Filed pursuant to Rule 424(b)(3)
File No. 333-265105
BLACKSTONE PRIVATE CREDIT FUND
SUPPLEMENT NO. 1 DATED JULY 25, 2022
TO THE PROSPECTUS DATED JULY 8, 2022
This prospectus supplement (“Supplement”) is part of and should be read in conjunction with the prospectus of Blackstone Private Credit Fund (“we,” “our” or the “Fund”), dated July 8, 2022 (as supplemented to date, the “Prospectus”). This Supplement supersedes the Prospectus to the extent it contains information that is different from or in addition to the information in the Prospectus. Unless otherwise indicated, all other information included in the Prospectus that is not inconsistent with the information set forth in this Supplement remains unchanged. Unless otherwise defined herein, capitalized terms used in this Supplement shall have the same meanings as in the Prospectus.

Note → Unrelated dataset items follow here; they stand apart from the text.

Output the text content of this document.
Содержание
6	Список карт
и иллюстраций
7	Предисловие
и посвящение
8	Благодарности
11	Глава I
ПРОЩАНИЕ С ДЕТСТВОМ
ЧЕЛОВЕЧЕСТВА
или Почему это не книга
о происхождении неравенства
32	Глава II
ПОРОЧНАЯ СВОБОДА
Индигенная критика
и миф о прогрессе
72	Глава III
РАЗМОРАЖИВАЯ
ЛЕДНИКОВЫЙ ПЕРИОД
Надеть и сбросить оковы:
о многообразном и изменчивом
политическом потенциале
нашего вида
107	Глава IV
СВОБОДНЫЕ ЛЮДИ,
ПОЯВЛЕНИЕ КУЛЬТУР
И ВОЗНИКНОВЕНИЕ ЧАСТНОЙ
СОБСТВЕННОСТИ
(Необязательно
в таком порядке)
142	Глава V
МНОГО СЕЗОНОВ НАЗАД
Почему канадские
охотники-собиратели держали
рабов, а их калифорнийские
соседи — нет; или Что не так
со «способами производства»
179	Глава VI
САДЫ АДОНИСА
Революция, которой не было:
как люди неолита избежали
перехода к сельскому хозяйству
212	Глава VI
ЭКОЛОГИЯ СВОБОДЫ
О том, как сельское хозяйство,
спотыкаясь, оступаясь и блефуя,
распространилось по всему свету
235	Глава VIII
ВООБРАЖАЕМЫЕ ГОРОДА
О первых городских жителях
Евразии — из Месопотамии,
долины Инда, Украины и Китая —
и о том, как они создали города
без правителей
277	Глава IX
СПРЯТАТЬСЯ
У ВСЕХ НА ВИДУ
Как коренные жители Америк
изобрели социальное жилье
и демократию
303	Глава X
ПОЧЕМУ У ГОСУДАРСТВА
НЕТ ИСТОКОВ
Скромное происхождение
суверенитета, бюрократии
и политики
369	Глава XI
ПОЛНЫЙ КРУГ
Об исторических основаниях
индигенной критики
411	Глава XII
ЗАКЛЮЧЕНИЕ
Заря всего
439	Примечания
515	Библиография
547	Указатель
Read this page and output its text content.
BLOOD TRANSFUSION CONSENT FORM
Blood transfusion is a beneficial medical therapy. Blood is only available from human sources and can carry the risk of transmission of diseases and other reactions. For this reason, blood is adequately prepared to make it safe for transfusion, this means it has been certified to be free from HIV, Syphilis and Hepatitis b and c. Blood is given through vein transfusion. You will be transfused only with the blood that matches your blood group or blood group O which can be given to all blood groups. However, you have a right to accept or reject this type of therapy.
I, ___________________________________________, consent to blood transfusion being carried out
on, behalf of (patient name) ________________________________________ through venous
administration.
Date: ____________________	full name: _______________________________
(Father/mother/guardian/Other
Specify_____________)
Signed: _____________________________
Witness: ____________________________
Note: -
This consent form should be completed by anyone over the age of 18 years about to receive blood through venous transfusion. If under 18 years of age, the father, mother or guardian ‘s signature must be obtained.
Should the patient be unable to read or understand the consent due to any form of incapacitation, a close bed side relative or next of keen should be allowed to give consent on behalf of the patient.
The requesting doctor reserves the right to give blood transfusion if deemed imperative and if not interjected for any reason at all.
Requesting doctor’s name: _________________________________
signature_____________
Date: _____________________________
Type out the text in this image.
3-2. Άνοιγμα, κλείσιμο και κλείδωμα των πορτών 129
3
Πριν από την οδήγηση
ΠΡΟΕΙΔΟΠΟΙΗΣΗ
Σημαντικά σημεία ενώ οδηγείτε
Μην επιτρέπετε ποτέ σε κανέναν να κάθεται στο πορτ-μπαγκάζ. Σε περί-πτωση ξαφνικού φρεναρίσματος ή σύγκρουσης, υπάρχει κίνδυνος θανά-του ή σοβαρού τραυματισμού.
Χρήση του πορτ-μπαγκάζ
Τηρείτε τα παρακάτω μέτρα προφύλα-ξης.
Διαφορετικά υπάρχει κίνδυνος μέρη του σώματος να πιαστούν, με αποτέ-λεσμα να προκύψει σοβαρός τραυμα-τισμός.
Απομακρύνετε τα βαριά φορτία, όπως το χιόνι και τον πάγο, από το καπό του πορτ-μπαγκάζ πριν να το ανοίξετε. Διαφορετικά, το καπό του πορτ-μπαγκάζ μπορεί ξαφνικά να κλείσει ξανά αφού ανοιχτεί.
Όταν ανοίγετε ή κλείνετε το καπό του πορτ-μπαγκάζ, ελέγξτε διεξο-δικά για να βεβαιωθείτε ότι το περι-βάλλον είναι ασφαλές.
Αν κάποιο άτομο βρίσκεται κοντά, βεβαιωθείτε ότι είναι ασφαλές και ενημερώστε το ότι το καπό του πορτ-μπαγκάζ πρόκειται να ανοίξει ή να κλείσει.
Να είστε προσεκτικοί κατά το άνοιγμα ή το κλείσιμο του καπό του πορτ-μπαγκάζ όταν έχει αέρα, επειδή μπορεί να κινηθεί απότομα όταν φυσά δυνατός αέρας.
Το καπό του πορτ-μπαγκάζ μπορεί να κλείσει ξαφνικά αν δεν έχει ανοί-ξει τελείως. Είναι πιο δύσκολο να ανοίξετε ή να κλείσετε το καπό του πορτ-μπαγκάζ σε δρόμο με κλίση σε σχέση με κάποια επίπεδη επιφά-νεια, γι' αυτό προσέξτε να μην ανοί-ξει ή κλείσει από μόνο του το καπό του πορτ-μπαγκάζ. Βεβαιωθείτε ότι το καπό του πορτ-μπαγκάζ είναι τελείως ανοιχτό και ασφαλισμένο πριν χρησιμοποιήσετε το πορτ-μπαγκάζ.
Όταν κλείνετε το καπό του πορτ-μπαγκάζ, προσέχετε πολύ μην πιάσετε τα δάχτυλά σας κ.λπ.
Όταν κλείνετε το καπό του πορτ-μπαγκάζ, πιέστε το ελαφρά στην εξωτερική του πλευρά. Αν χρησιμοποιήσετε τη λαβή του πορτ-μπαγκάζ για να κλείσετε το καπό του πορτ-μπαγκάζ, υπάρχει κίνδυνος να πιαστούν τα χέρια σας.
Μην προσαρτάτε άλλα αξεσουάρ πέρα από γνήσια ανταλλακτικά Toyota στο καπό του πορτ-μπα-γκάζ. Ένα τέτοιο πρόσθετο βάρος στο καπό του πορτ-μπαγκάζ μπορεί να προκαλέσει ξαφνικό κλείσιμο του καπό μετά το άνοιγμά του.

The purpose of this Supplement is to amend disclosure appearing in the Prospectus related to the Fund’s 2.625% Notes due 2026 (as defined in the Prospectus, the “2.625% Notes”). The Fund is increasing the exchange offer with respect to the 2.625% Notes from $900,000,000 aggregate principal amount to $1,250,000,000 aggregate principal amount. Accordingly, each reference in the Prospectus to the “$900,000,000 aggregate principal amount” of the 2.625% Notes is amended and restated as “$1,250,000,000 aggregate principal amount” of the 2.625% Notes.